FDP-Generalsekretär Dirk Niebel sagte dem "Tagesspiegel": "Wenn die Grünen jetzt im Saarland anders als vergangenes Jahr in Hessen erkennen, dass die Linke unfähig zur Zusammenarbeit ist, dann gehen sie in die richtige Richtung."
Bundes-Grüne: Keine Signalwirkung
Die Bundes-Grünen betonten, eine Signalwirkung gehe von der Entscheidung im Saarland nicht aus. "Wir akzeptieren die autonome Entscheidung", erklärten die Vorsitzenden Claudia Roth und Cem Özdemir in Berlin. Man hätte sich auch einen Ministerpräsidenten Heiko Maas gut vorstellen können, schränkten sie mit Blick auf den SPD-Spitzenkandidaten ein.
Sollten die nun anstehenden Koalitionsverhandlungen mit Union und FDP erfolgreich laufen, könnte der CDU-Politiker Peter Müller trotz massiver zweistelliger Verluste bei der Wahl im August als Ministerpräsident im Amt bleiben.
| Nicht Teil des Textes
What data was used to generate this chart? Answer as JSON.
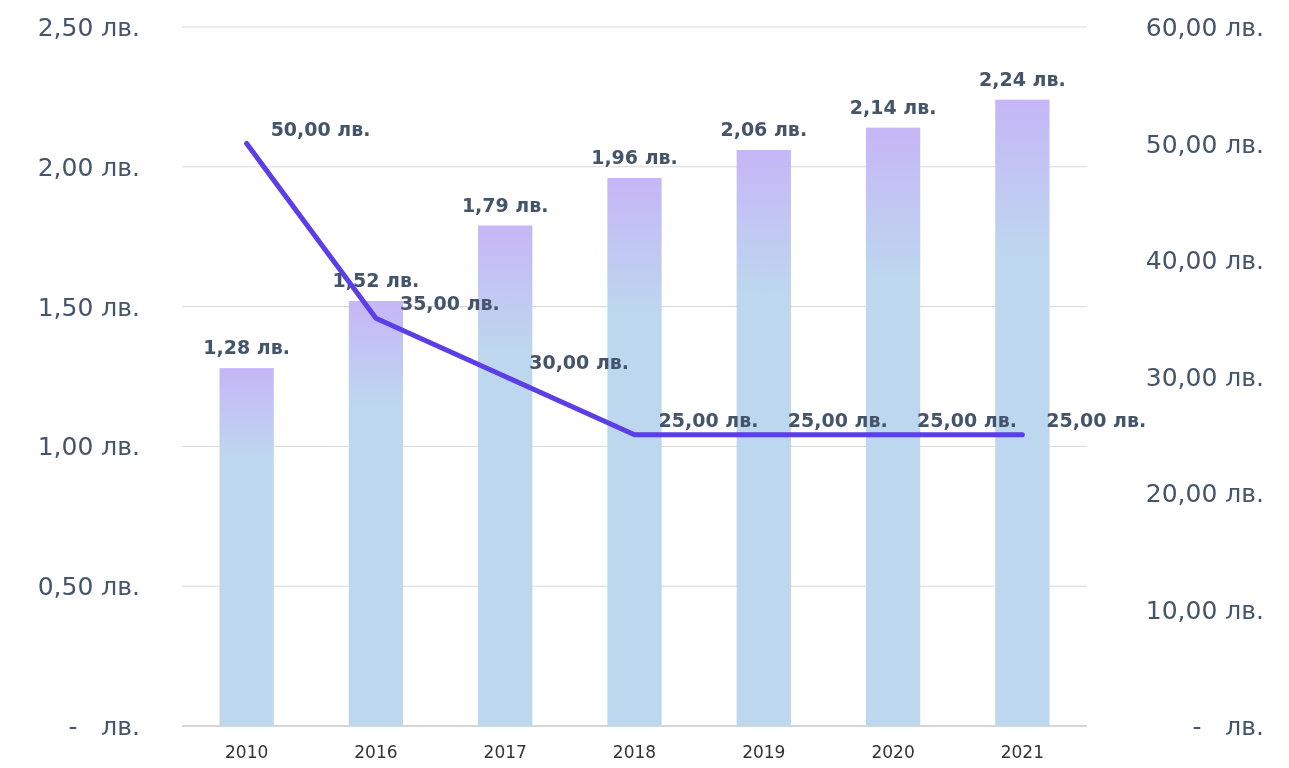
{
  "chart_data": {
    "type": "bar",
    "categories": [
      "2010",
      "2016",
      "2017",
      "2018",
      "2019",
      "2020",
      "2021"
    ],
    "series": [
      {
        "color": "#bdd7ee",
        "values": [
          1.28,
          1.52,
          1.79,
          1.96,
          2.06,
          2.14,
          2.24
        ],
        "value_labels": [
          "1,28 лв.",
          "1,52 лв.",
          "1,79 лв.",
          "1,96 лв.",
          "2,06 лв.",
          "2,14 лв.",
          "2,24 лв."
        ]
      },
      {
        "type": "line",
        "axis": "y2",
        "color": "#5b3ee6",
        "values": [
          50,
          35,
          30,
          25,
          25,
          25,
          25
        ],
        "value_labels": [
          "50,00 лв.",
          "35,00 лв.",
          "30,00 лв.",
          "25,00 лв.",
          "25,00 лв.",
          "25,00 лв.",
          "25,00 лв."
        ]
      }
    ],
    "ylim": [
      0,
      2.5
    ],
    "yticks": [
      {
        "value": 0,
        "label": "-   лв."
      },
      {
        "value": 0.5,
        "label": "0,50 лв."
      },
      {
        "value": 1,
        "label": "1,00 лв."
      },
      {
        "value": 1.5,
        "label": "1,50 лв."
      },
      {
        "value": 2,
        "label": "2,00 лв."
      },
      {
        "value": 2.5,
        "label": "2,50 лв."
      }
    ],
    "y2lim": [
      0,
      60
    ],
    "y2ticks": [
      {
        "value": 0,
        "label": "-   лв."
      },
      {
        "value": 10,
        "label": "10,00 лв."
      },
      {
        "value": 20,
        "label": "20,00 лв."
      },
      {
        "value": 30,
        "label": "30,00 лв."
      },
      {
        "value": 40,
        "label": "40,00 лв."
      },
      {
        "value": 50,
        "label": "50,00 лв."
      },
      {
        "value": 60,
        "label": "60,00 лв."
      }
    ],
    "grid": "y",
    "marker": "none",
    "line_style": "solid"
  }
}
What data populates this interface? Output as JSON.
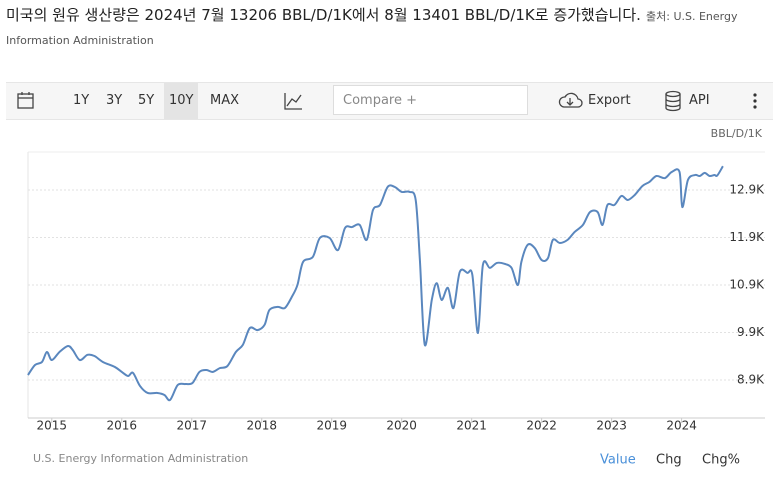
{
  "header": {
    "title": "미국의 원유 생산량은 2024년 7월 13206 BBL/D/1K에서 8월 13401 BBL/D/1K로 증가했습니다.",
    "source": "출처: U.S. Energy Information Administration"
  },
  "toolbar": {
    "ranges": [
      "1Y",
      "3Y",
      "5Y",
      "10Y",
      "MAX"
    ],
    "selected_range": "10Y",
    "compare": "Compare +",
    "export": "Export",
    "api": "API"
  },
  "chart_data": {
    "type": "line",
    "ylabel": "BBL/D/1K",
    "color": "#5a87be",
    "grid": true,
    "x": [
      2014.66,
      2014.76,
      2014.86,
      2014.93,
      2015,
      2015.11,
      2015.23,
      2015.3,
      2015.4,
      2015.51,
      2015.61,
      2015.73,
      2015.9,
      2016,
      2016.09,
      2016.16,
      2016.26,
      2016.37,
      2016.51,
      2016.61,
      2016.69,
      2016.8,
      2016.91,
      2017.01,
      2017.11,
      2017.21,
      2017.3,
      2017.4,
      2017.51,
      2017.63,
      2017.73,
      2017.83,
      2017.94,
      2018.04,
      2018.11,
      2018.23,
      2018.33,
      2018.43,
      2018.51,
      2018.59,
      2018.73,
      2018.83,
      2018.97,
      2019.09,
      2019.19,
      2019.29,
      2019.4,
      2019.5,
      2019.59,
      2019.69,
      2019.8,
      2019.9,
      2020,
      2020.11,
      2020.2,
      2020.26,
      2020.33,
      2020.43,
      2020.5,
      2020.57,
      2020.66,
      2020.74,
      2020.83,
      2020.94,
      2021.01,
      2021.09,
      2021.16,
      2021.26,
      2021.36,
      2021.47,
      2021.57,
      2021.66,
      2021.71,
      2021.8,
      2021.9,
      2022,
      2022.09,
      2022.16,
      2022.26,
      2022.37,
      2022.47,
      2022.59,
      2022.69,
      2022.8,
      2022.87,
      2022.94,
      2023.04,
      2023.14,
      2023.23,
      2023.33,
      2023.44,
      2023.54,
      2023.64,
      2023.76,
      2023.86,
      2023.97,
      2024.01,
      2024.09,
      2024.19,
      2024.26,
      2024.33,
      2024.4,
      2024.47,
      2024.51,
      2024.59
    ],
    "values": [
      9005,
      9216,
      9280,
      9490,
      9320,
      9490,
      9616,
      9530,
      9320,
      9430,
      9405,
      9280,
      9175,
      9070,
      8985,
      9050,
      8775,
      8627,
      8627,
      8585,
      8480,
      8795,
      8815,
      8836,
      9070,
      9110,
      9070,
      9150,
      9195,
      9490,
      9640,
      9995,
      9950,
      10060,
      10375,
      10440,
      10415,
      10650,
      10900,
      11385,
      11490,
      11890,
      11890,
      11635,
      12100,
      12120,
      12165,
      11850,
      12480,
      12585,
      12965,
      12965,
      12860,
      12860,
      12690,
      11425,
      9640,
      10585,
      10940,
      10585,
      10840,
      10415,
      11175,
      11155,
      11110,
      9890,
      11320,
      11260,
      11365,
      11345,
      11260,
      10900,
      11385,
      11745,
      11680,
      11425,
      11465,
      11850,
      11785,
      11850,
      12015,
      12165,
      12435,
      12435,
      12165,
      12585,
      12585,
      12775,
      12690,
      12795,
      12985,
      13070,
      13195,
      13150,
      13280,
      13280,
      12540,
      13110,
      13215,
      13195,
      13260,
      13195,
      13215,
      13206,
      13401
    ],
    "xlim": [
      2014.66,
      2024.62
    ],
    "xticks": [
      2015,
      2016,
      2017,
      2018,
      2019,
      2020,
      2021,
      2022,
      2023,
      2024
    ],
    "ylim": [
      8100,
      13700
    ],
    "yticks": [
      {
        "value": 8900,
        "label": "8.9K"
      },
      {
        "value": 9900,
        "label": "9.9K"
      },
      {
        "value": 10900,
        "label": "10.9K"
      },
      {
        "value": 11900,
        "label": "11.9K"
      },
      {
        "value": 12900,
        "label": "12.9K"
      }
    ]
  },
  "footer": {
    "source": "U.S. Energy Information Administration",
    "tabs": [
      "Value",
      "Chg",
      "Chg%"
    ],
    "selected_tab": "Value"
  }
}
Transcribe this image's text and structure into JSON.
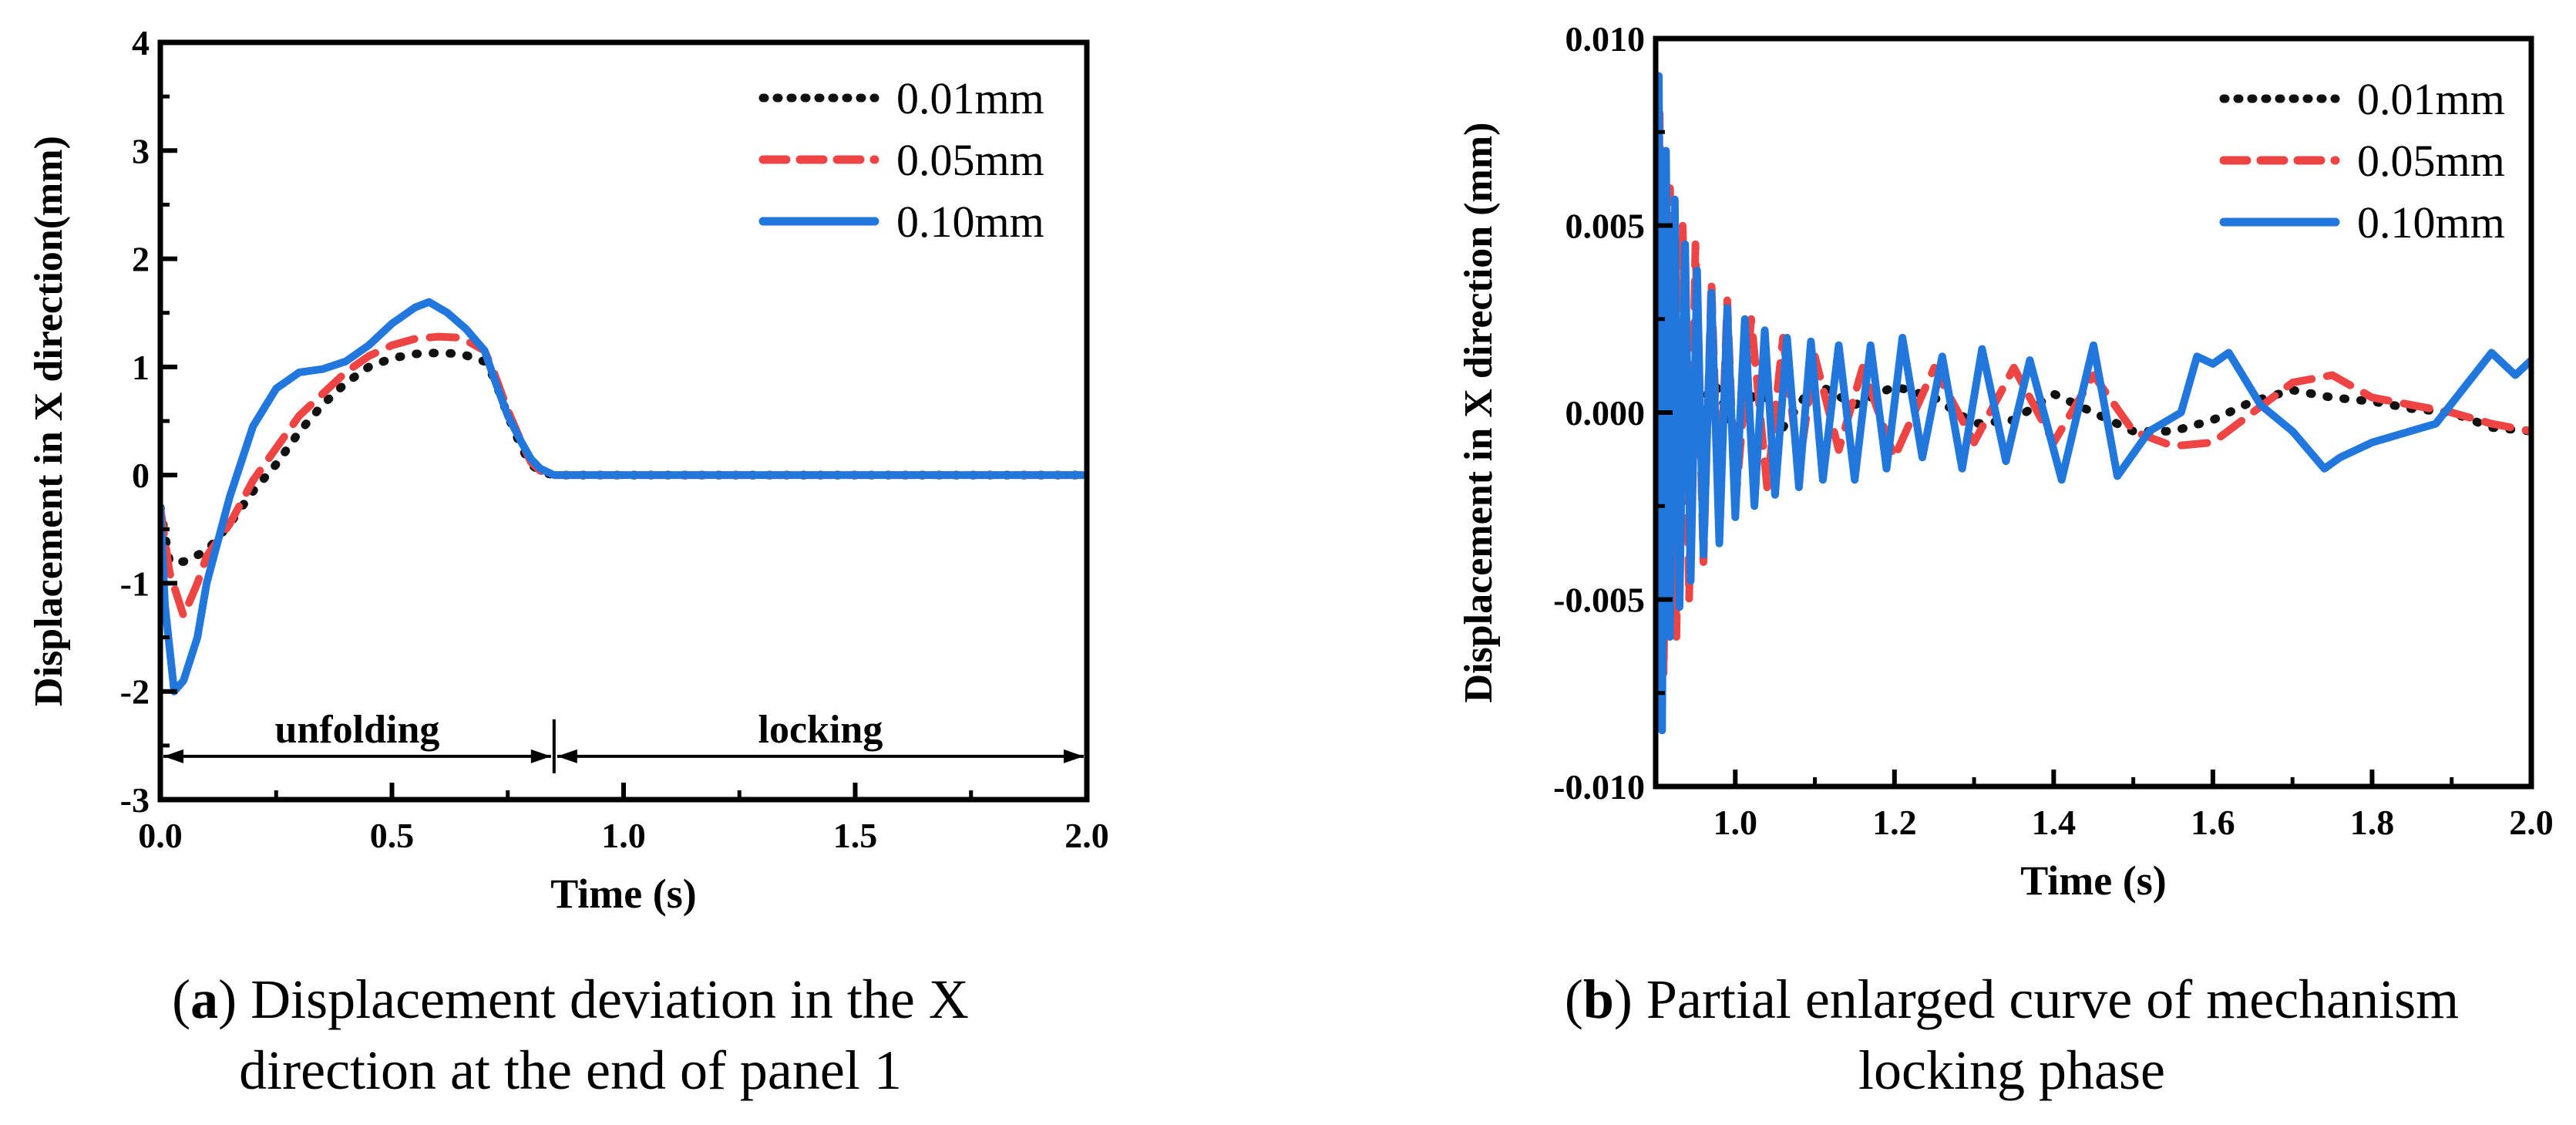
{
  "colors": {
    "s001": "#111111",
    "s005": "#EE4444",
    "s010": "#2277DD",
    "axis": "#000000"
  },
  "chart_data": [
    {
      "type": "line",
      "panel": "a",
      "title": "",
      "xlabel": "Time (s)",
      "ylabel": "Displacement in X direction(mm)",
      "xlim": [
        0,
        2.0
      ],
      "ylim": [
        -3,
        4
      ],
      "xticks": [
        0.0,
        0.5,
        1.0,
        1.5,
        2.0
      ],
      "xtick_labels": [
        "0.0",
        "0.5",
        "1.0",
        "1.5",
        "2.0"
      ],
      "yticks": [
        -3,
        -2,
        -1,
        0,
        1,
        2,
        3,
        4
      ],
      "ytick_labels": [
        "-3",
        "-2",
        "-1",
        "0",
        "1",
        "2",
        "3",
        "4"
      ],
      "grid": false,
      "legend_position": "top-right",
      "annotations": [
        {
          "text": "unfolding",
          "x_range": [
            0.0,
            0.85
          ],
          "y": -2.6
        },
        {
          "text": "locking",
          "x_range": [
            0.85,
            2.0
          ],
          "y": -2.6
        }
      ],
      "series": [
        {
          "name": "0.01mm",
          "style": "dotted",
          "color": "#111111",
          "x": [
            0.0,
            0.02,
            0.05,
            0.1,
            0.15,
            0.2,
            0.25,
            0.3,
            0.35,
            0.4,
            0.45,
            0.5,
            0.55,
            0.6,
            0.65,
            0.7,
            0.72,
            0.75,
            0.78,
            0.8,
            0.82,
            0.85,
            0.9,
            1.0,
            1.5,
            2.0
          ],
          "y": [
            -0.3,
            -0.8,
            -0.8,
            -0.7,
            -0.45,
            -0.15,
            0.1,
            0.4,
            0.65,
            0.85,
            1.0,
            1.08,
            1.12,
            1.13,
            1.12,
            1.05,
            0.9,
            0.55,
            0.25,
            0.1,
            0.03,
            0.0,
            0.0,
            0.0,
            0.0,
            0.0
          ]
        },
        {
          "name": "0.05mm",
          "style": "dashed",
          "color": "#EE4444",
          "x": [
            0.0,
            0.02,
            0.05,
            0.08,
            0.1,
            0.15,
            0.2,
            0.25,
            0.3,
            0.35,
            0.4,
            0.45,
            0.5,
            0.55,
            0.6,
            0.65,
            0.7,
            0.72,
            0.75,
            0.78,
            0.8,
            0.82,
            0.85,
            0.9,
            1.0,
            1.5,
            2.0
          ],
          "y": [
            -0.3,
            -0.9,
            -1.3,
            -1.0,
            -0.75,
            -0.45,
            -0.05,
            0.25,
            0.55,
            0.75,
            0.95,
            1.1,
            1.2,
            1.26,
            1.28,
            1.27,
            1.15,
            0.95,
            0.6,
            0.3,
            0.12,
            0.04,
            0.0,
            0.0,
            0.0,
            0.0,
            0.0
          ]
        },
        {
          "name": "0.10mm",
          "style": "solid",
          "color": "#2277DD",
          "x": [
            0.0,
            0.01,
            0.03,
            0.05,
            0.08,
            0.1,
            0.15,
            0.2,
            0.25,
            0.3,
            0.35,
            0.4,
            0.45,
            0.5,
            0.55,
            0.58,
            0.62,
            0.66,
            0.7,
            0.72,
            0.75,
            0.78,
            0.8,
            0.82,
            0.85,
            0.9,
            1.0,
            1.5,
            2.0
          ],
          "y": [
            -0.3,
            -1.2,
            -2.0,
            -1.9,
            -1.5,
            -1.0,
            -0.2,
            0.45,
            0.8,
            0.95,
            0.98,
            1.05,
            1.2,
            1.4,
            1.55,
            1.6,
            1.5,
            1.35,
            1.15,
            0.9,
            0.55,
            0.3,
            0.15,
            0.06,
            0.0,
            0.0,
            0.0,
            0.0,
            0.0
          ]
        }
      ]
    },
    {
      "type": "line",
      "panel": "b",
      "title": "",
      "xlabel": "Time (s)",
      "ylabel": "Displacement in X direction (mm)",
      "xlim": [
        0.9,
        2.0
      ],
      "ylim": [
        -0.01,
        0.01
      ],
      "xticks": [
        1.0,
        1.2,
        1.4,
        1.6,
        1.8,
        2.0
      ],
      "xtick_labels": [
        "1.0",
        "1.2",
        "1.4",
        "1.6",
        "1.8",
        "2.0"
      ],
      "yticks": [
        -0.01,
        -0.005,
        0.0,
        0.005,
        0.01
      ],
      "ytick_labels": [
        "-0.010",
        "-0.005",
        "0.000",
        "0.005",
        "0.010"
      ],
      "grid": false,
      "legend_position": "top-right",
      "series": [
        {
          "name": "0.01mm",
          "style": "dotted",
          "color": "#111111",
          "x": [
            0.9,
            0.905,
            0.91,
            0.92,
            0.93,
            0.95,
            0.97,
            1.0,
            1.03,
            1.06,
            1.1,
            1.15,
            1.2,
            1.25,
            1.3,
            1.35,
            1.4,
            1.45,
            1.5,
            1.55,
            1.6,
            1.65,
            1.7,
            1.75,
            1.8,
            1.85,
            1.9,
            1.95,
            2.0
          ],
          "y": [
            0.006,
            -0.004,
            0.003,
            -0.002,
            0.0015,
            -0.0012,
            0.001,
            -0.0005,
            0.0008,
            -0.0004,
            0.0008,
            0.0002,
            0.0007,
            0.0004,
            -0.0003,
            -0.0002,
            0.0005,
            0.0,
            -0.0005,
            -0.0005,
            -0.0002,
            0.0003,
            0.0006,
            0.0004,
            0.0003,
            0.0001,
            0.0,
            -0.0004,
            -0.0005
          ]
        },
        {
          "name": "0.05mm",
          "style": "dashed",
          "color": "#EE4444",
          "x": [
            0.9,
            0.905,
            0.91,
            0.918,
            0.926,
            0.934,
            0.942,
            0.95,
            0.96,
            0.97,
            0.98,
            0.99,
            1.0,
            1.02,
            1.04,
            1.06,
            1.08,
            1.1,
            1.13,
            1.16,
            1.2,
            1.25,
            1.3,
            1.35,
            1.4,
            1.45,
            1.5,
            1.55,
            1.6,
            1.65,
            1.7,
            1.75,
            1.8,
            1.85,
            1.9,
            1.95,
            2.0
          ],
          "y": [
            0.0,
            0.008,
            -0.007,
            0.006,
            -0.006,
            0.005,
            -0.005,
            0.0045,
            -0.004,
            0.0035,
            -0.003,
            0.003,
            -0.0025,
            0.0025,
            -0.002,
            0.002,
            -0.0015,
            0.0015,
            -0.001,
            0.0012,
            -0.0012,
            0.0012,
            -0.0008,
            0.0012,
            -0.0008,
            0.001,
            -0.0005,
            -0.0009,
            -0.0008,
            0.0,
            0.0008,
            0.001,
            0.0004,
            0.0002,
            0.0,
            -0.0003,
            -0.0005
          ]
        },
        {
          "name": "0.10mm",
          "style": "solid",
          "color": "#2277DD",
          "x": [
            0.9,
            0.904,
            0.908,
            0.913,
            0.918,
            0.924,
            0.93,
            0.937,
            0.944,
            0.952,
            0.96,
            0.97,
            0.98,
            0.99,
            1.0,
            1.012,
            1.024,
            1.037,
            1.05,
            1.065,
            1.08,
            1.095,
            1.11,
            1.13,
            1.15,
            1.17,
            1.19,
            1.21,
            1.235,
            1.26,
            1.285,
            1.31,
            1.34,
            1.37,
            1.41,
            1.45,
            1.48,
            1.52,
            1.56,
            1.58,
            1.6,
            1.62,
            1.66,
            1.7,
            1.74,
            1.76,
            1.8,
            1.88,
            1.95,
            1.98,
            2.0
          ],
          "y": [
            0.0,
            0.009,
            -0.0085,
            0.007,
            -0.006,
            0.0057,
            -0.0052,
            0.0045,
            -0.0045,
            0.0038,
            -0.0038,
            0.0032,
            -0.0035,
            0.0028,
            -0.0028,
            0.0025,
            -0.0025,
            0.0022,
            -0.0022,
            0.002,
            -0.002,
            0.0019,
            -0.0018,
            0.0018,
            -0.0018,
            0.0018,
            -0.0015,
            0.002,
            -0.0012,
            0.0015,
            -0.0015,
            0.0017,
            -0.0013,
            0.0014,
            -0.0018,
            0.0018,
            -0.0017,
            -0.0005,
            0.0,
            0.0015,
            0.0013,
            0.0016,
            0.0002,
            -0.0005,
            -0.0015,
            -0.0012,
            -0.0008,
            -0.0003,
            0.0016,
            0.001,
            0.0014
          ]
        }
      ]
    }
  ],
  "captions": {
    "a": {
      "label": "a",
      "line1": ") Displacement deviation in the X",
      "line2": "direction at the end of panel 1"
    },
    "b": {
      "label": "b",
      "line1": ") Partial enlarged curve of mechanism",
      "line2": "locking phase"
    }
  }
}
Müller amtiert seit 1999 im kleinsten Flächenstaat. Die Grünen hatten bei der Wahl 5,9 Prozent erhalten und stellen mit nur drei Abgeordneten die kleinste Fraktion im Landtag. Die FDP verbesserte sich deutlich auf 9,2 Prozent.
Ulrich zeigte sich überzeugt, dass die bundesweit erste Koalition von Grünen mit CDU und FDP stabil sein werde. Weder Müller noch die FDP hätten ein Interesse, ein historisches Bündnis, das auch das ihre sei, scheitern zu lassen. Die neue Koalition müsse zugleich ein Reformbündnis in sozialer, ökologischer und ökonomischer Hinsicht sein, forderte der 51-Jährige. Ulrich bestätigte, dass die Grünen in beiden möglichen Koalitionsregierungen die Verantwortung für das Umwelt- und das Bildungsministerium übernehmen werden.